The Gulf state unlawfully arrested a Turkish aid worker at Dubai's food fair in 2018. Since then, he's been subjected to torture over his support of Syrian refugees.
Notorious for rampant human rights violations, the UAE has detained a Turkish businessman on frivolous grounds, including scrutiny over his aid work for Syrian refugees.
The Gulf country’s intelligence service members illegally detained Mehmet Ali Ozturk, and his wife Emine, in February 2018 in Dubai, where they were participating in a food fair. This is an event the couple had frequented several times in the past.
While the UAE authorities released Emine Ozturk the next day, Mehmet Ali Ozturk was taken in for what would prove to be the long haul. According to media reports, he was tortured by UAE's secret service members on several occasions.
In December 2018, he was even sentenced to life in prison on the grounds of clumsy charges, this according to legal experts and Turkish officials quoted in the Middle East Eye.
"They asked me how Qatar was transferring funds to Turkey and to the fighters (in Syria). They would ask me about (Turkish President Recep Tayyip) Erdogan and his family's role in it," he told his wife in one of the recorded conversations while in custody.
The UAE has long been unsettled with the growing acceptance of majority-Muslim Turkey’s democratic model in the Arab world, particularly, in the oil-rich Gulf states. They also feel insecure with the growing clout of Erdogan on the global stage.
Erdogan’s ability to simultaneously represent both Muslim aspirations and democracy “bother Arab countries” like the UAE “because they lack the very skills” of Erdogan, opined Mehmet Bulovali, an Iraqi-Kurdish political analyst, who was an advisor to Iraq's former vice president, Tariq al Hashimi, told TRT World in a past interview.
For many regional observers, Ozturk, a common Turkish citizen, is being punished by the UAE for their repeated failures to wrestle Erdogan from power.
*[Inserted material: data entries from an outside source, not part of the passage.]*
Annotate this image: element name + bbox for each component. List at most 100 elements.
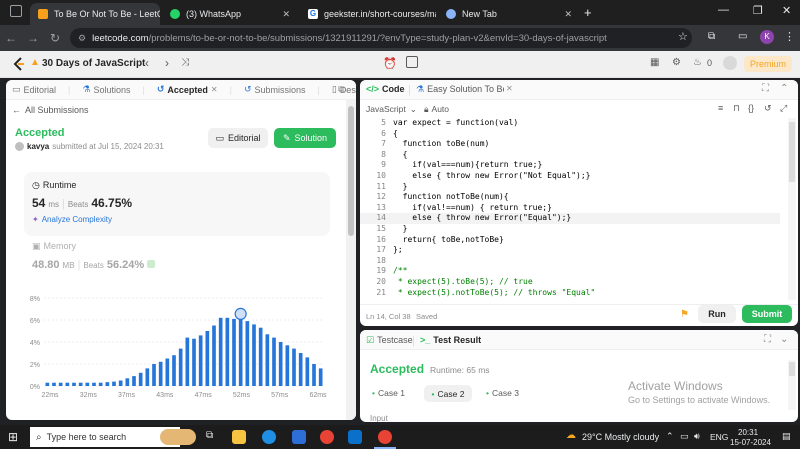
tab-new-tab[interactable]: New Tab ✕ bbox=[438, 3, 580, 25]
chart-bar[interactable] bbox=[192, 338, 196, 386]
notes-icon[interactable] bbox=[406, 56, 418, 68]
chart-bar[interactable] bbox=[158, 361, 163, 386]
chart-bar[interactable] bbox=[58, 382, 63, 386]
chart-bar[interactable] bbox=[278, 342, 283, 386]
chart-bar[interactable] bbox=[272, 337, 276, 386]
chart-bar[interactable] bbox=[245, 321, 250, 386]
tab-solution-draft[interactable]: ⚗ Easy Solution To Be bbox=[416, 84, 504, 95]
chart-bar[interactable] bbox=[172, 355, 176, 386]
clock-time[interactable]: 20:31 bbox=[738, 428, 758, 437]
store-icon[interactable] bbox=[292, 430, 306, 444]
sidebar-icon[interactable]: ▭ bbox=[738, 31, 747, 42]
code-editor[interactable]: 5 var expect = function(val) 6{7 function … bbox=[360, 118, 780, 300]
bookmark-star-icon[interactable]: ☆ bbox=[678, 30, 688, 43]
code-line[interactable]: 8 { bbox=[360, 150, 780, 161]
chart-bar[interactable] bbox=[212, 325, 216, 387]
windows-start-icon[interactable]: ⊞ bbox=[8, 430, 18, 444]
edge-icon[interactable] bbox=[262, 430, 276, 444]
tab-code[interactable]: </> Code bbox=[366, 84, 405, 94]
user-avatar[interactable] bbox=[723, 56, 737, 70]
chart-bar[interactable] bbox=[305, 357, 310, 386]
code-line[interactable]: 13 if(val!==num) { return true;} bbox=[360, 203, 780, 214]
mail-icon[interactable] bbox=[348, 430, 362, 444]
restore-icon[interactable]: ❐ bbox=[753, 4, 763, 17]
chart-bar[interactable] bbox=[165, 358, 170, 387]
language-select[interactable]: JavaScript ⌄ bbox=[366, 104, 417, 115]
volume-icon[interactable]: 🔊︎ bbox=[694, 431, 700, 442]
maximize-icon[interactable]: ⛶ bbox=[762, 83, 769, 94]
runtime-card[interactable]: ◷ Runtime 54 ms | Beats 46.75% ✦ Analyze C… bbox=[24, 172, 330, 236]
chart-bar[interactable] bbox=[238, 318, 243, 386]
reload-icon[interactable]: ↻ bbox=[44, 31, 66, 45]
chart-bar[interactable] bbox=[98, 382, 103, 386]
chrome-active-icon[interactable] bbox=[378, 430, 392, 444]
case-3-tab[interactable]: • Case 3 bbox=[486, 388, 519, 398]
tab-accepted[interactable]: ↺ Accepted ✕ bbox=[157, 84, 218, 95]
chart-bar[interactable] bbox=[145, 368, 150, 386]
back-arrow-icon[interactable]: ← bbox=[0, 31, 22, 45]
expand-icon[interactable]: ⤢ bbox=[780, 103, 787, 114]
chart-bar[interactable] bbox=[132, 376, 136, 386]
autocomplete-mode[interactable]: 🔒︎ Auto bbox=[424, 104, 449, 115]
settings-gear-icon[interactable]: ⚙ bbox=[672, 57, 681, 68]
chart-bar[interactable] bbox=[118, 380, 123, 387]
chart-bar[interactable] bbox=[185, 337, 190, 386]
chart-bar[interactable] bbox=[298, 353, 303, 386]
chart-bar[interactable] bbox=[285, 345, 290, 386]
chrome-icon[interactable] bbox=[320, 430, 334, 444]
timer-icon[interactable]: ⏰ bbox=[383, 57, 397, 70]
collapse-icon[interactable]: ⌄ bbox=[780, 334, 788, 345]
chart-bar[interactable] bbox=[205, 331, 210, 386]
tab-testcase[interactable]: ☑ Testcase bbox=[366, 335, 413, 346]
code-line[interactable]: 18 bbox=[360, 256, 780, 267]
chart-bar[interactable] bbox=[78, 382, 83, 386]
link-icon[interactable]: ⧉ bbox=[338, 84, 344, 95]
chart-bar[interactable] bbox=[312, 364, 316, 386]
notifications-icon[interactable]: ▤ bbox=[782, 431, 791, 442]
debug-icon[interactable]: ⚑ bbox=[680, 309, 689, 320]
network-icon[interactable]: ▭ bbox=[680, 431, 689, 442]
chart-bar[interactable] bbox=[152, 364, 156, 386]
chart-bar[interactable] bbox=[265, 334, 270, 386]
chart-bar[interactable] bbox=[252, 324, 256, 386]
tab-editorial[interactable]: ▭ Editorial bbox=[12, 84, 56, 95]
reset-icon[interactable]: ↺ bbox=[764, 103, 772, 114]
leetcode-logo-icon[interactable] bbox=[13, 57, 25, 71]
chart-bar[interactable] bbox=[198, 335, 203, 386]
editorial-button[interactable]: ▭ Editorial bbox=[208, 128, 268, 148]
tab-search-icon[interactable] bbox=[10, 5, 22, 17]
chart-bar[interactable] bbox=[65, 382, 70, 386]
code-line[interactable]: 9 if(val===num){return true;} bbox=[360, 160, 780, 171]
weather-icon[interactable]: ☁ bbox=[566, 430, 576, 441]
chart-bar[interactable] bbox=[292, 348, 296, 386]
close-icon[interactable]: ✕ bbox=[564, 9, 572, 20]
file-explorer-icon[interactable] bbox=[232, 430, 246, 444]
tab-test-result[interactable]: >_ Test Result bbox=[420, 335, 481, 345]
forward-arrow-icon[interactable]: → bbox=[22, 31, 44, 45]
site-info-icon[interactable]: ⚙ bbox=[78, 33, 86, 44]
code-line[interactable]: 5 var expect = function(val) bbox=[360, 118, 780, 129]
new-tab-plus-icon[interactable]: + bbox=[584, 5, 592, 20]
chart-bar[interactable] bbox=[318, 368, 323, 386]
memory-label[interactable]: ▣ Memory bbox=[32, 241, 76, 252]
code-line[interactable]: 12 function notToBe(num){ bbox=[360, 192, 780, 203]
chart-bar[interactable] bbox=[52, 382, 56, 386]
user-runtime-marker[interactable] bbox=[234, 307, 247, 320]
study-plan-title[interactable]: 30 Days of JavaScript bbox=[42, 58, 145, 69]
editor-scrollbar[interactable] bbox=[788, 118, 796, 300]
chart-bar[interactable] bbox=[85, 382, 90, 386]
chart-bar[interactable] bbox=[125, 378, 130, 386]
chart-bar[interactable] bbox=[138, 372, 143, 386]
format-icon[interactable]: ≡ bbox=[718, 103, 723, 113]
left-scrollbar[interactable] bbox=[346, 100, 356, 420]
code-line[interactable]: 14 else { throw new Error("Equal");} bbox=[360, 213, 780, 224]
runtime-distribution-chart[interactable]: 8% 6% 4% 2% 0%22ms 32ms 37ms 43ms 47ms 52ms 57ms 62… bbox=[24, 290, 330, 410]
code-line[interactable]: 7 function toBe(num) bbox=[360, 139, 780, 150]
chart-bar[interactable] bbox=[92, 382, 96, 386]
chart-bar[interactable] bbox=[45, 382, 50, 386]
run-button[interactable]: Run bbox=[698, 305, 736, 323]
code-line[interactable]: 17}; bbox=[360, 245, 780, 256]
input-language[interactable]: ENG bbox=[710, 432, 728, 442]
chart-bar[interactable] bbox=[218, 317, 223, 386]
tray-chevron-icon[interactable]: ⌃ bbox=[666, 431, 674, 442]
The UAE reportedly supported Turkey’s failed coup in July 2016 and has launched several offensives against Ankara in the battlefields of Syria and Libya.
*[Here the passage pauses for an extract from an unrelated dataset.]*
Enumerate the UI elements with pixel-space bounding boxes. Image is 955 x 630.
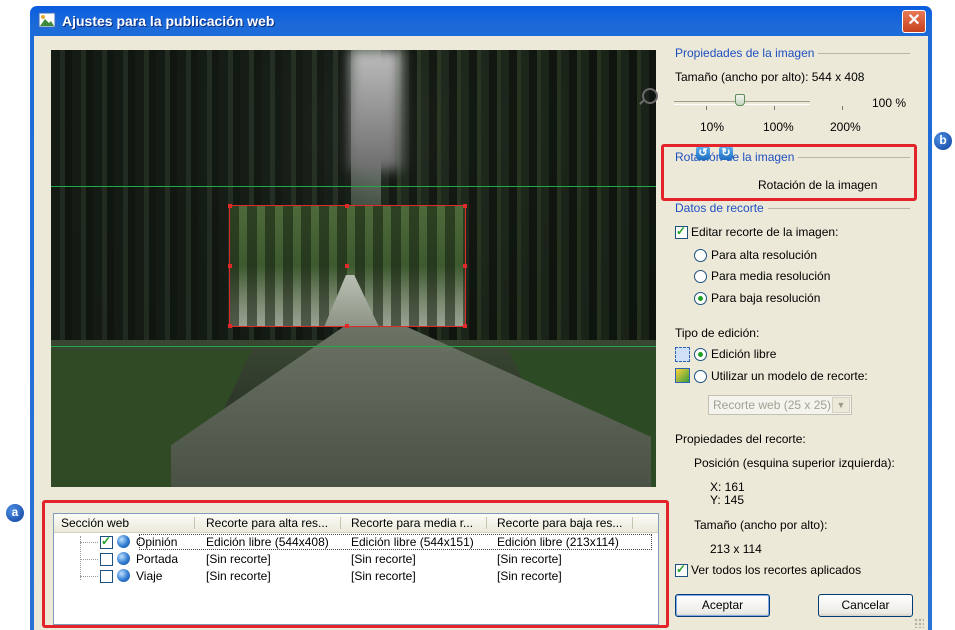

"He lost 25kg after the torture they subjected him to, from denailing to strappado. They would do these things when he refused to take part in a video accusing Erdogan of some crimes," Ozturk’s wife recounted.
“Both jealousy and political competition make them bother about Turkey because Erdogan is the only man in the region from Saudi Arabia to UAE and Egypt to challenge their twisted leadership. There is no other powerful alternative,” said Bulovali.
Detaining Ozturk at a time when he was participating in non-political and purely business activity in Dubai, indicates how Abu Dhabi's courts are politically compromised.
While the UAE interrogates and accuses the Turkish citizen of having links with Syrian opposition groups that are fighting the Assad regime, Abu Dhabi was one of the main supporters of the opposition forces including radical ones. In the early years of the Syrian civil war, the UAE vehemently opposed the Assad regime, seeking its end.
Asking an ordinary tourist from Turkey about Erdogan’s relations with Syrian opposition groups, also proves the unfairness of Ozturk's detention.
"I don't know anything about these issues. If I said no, they would hit my head. They would beat me. They kept me in an extremely cold room with a weight put on my back, forcing me to lean, but kneeling wasn't permitted. For days I was forced to stand," went his account of torture sessions under the notorious UAE secret service, which has clandestine ties with Israel’s Mossad and other groups with a bad human rights record.
The social app was initiated by Breej Holding, which is affiliated to an Abu Dhabi-based cyber intelligence and hacking company, DarkMatter.
According to the New York Times investigation, the UAE—where popular messaging apps like WhatsApp and Skype have been banned to prevent opposition forces from organising dissenting voices—has been working with former Israeli intelligence officers, using ToTok to invade people's mobile data and extract private information.
The New York Times quoted an anonymous Middle Eastern digital security expert as saying that he had heard from senior UAE officials that ToTok was essentially created for the purpose of a state-sponsored spying programme, which sought to target not only the UAE, but other nations, too.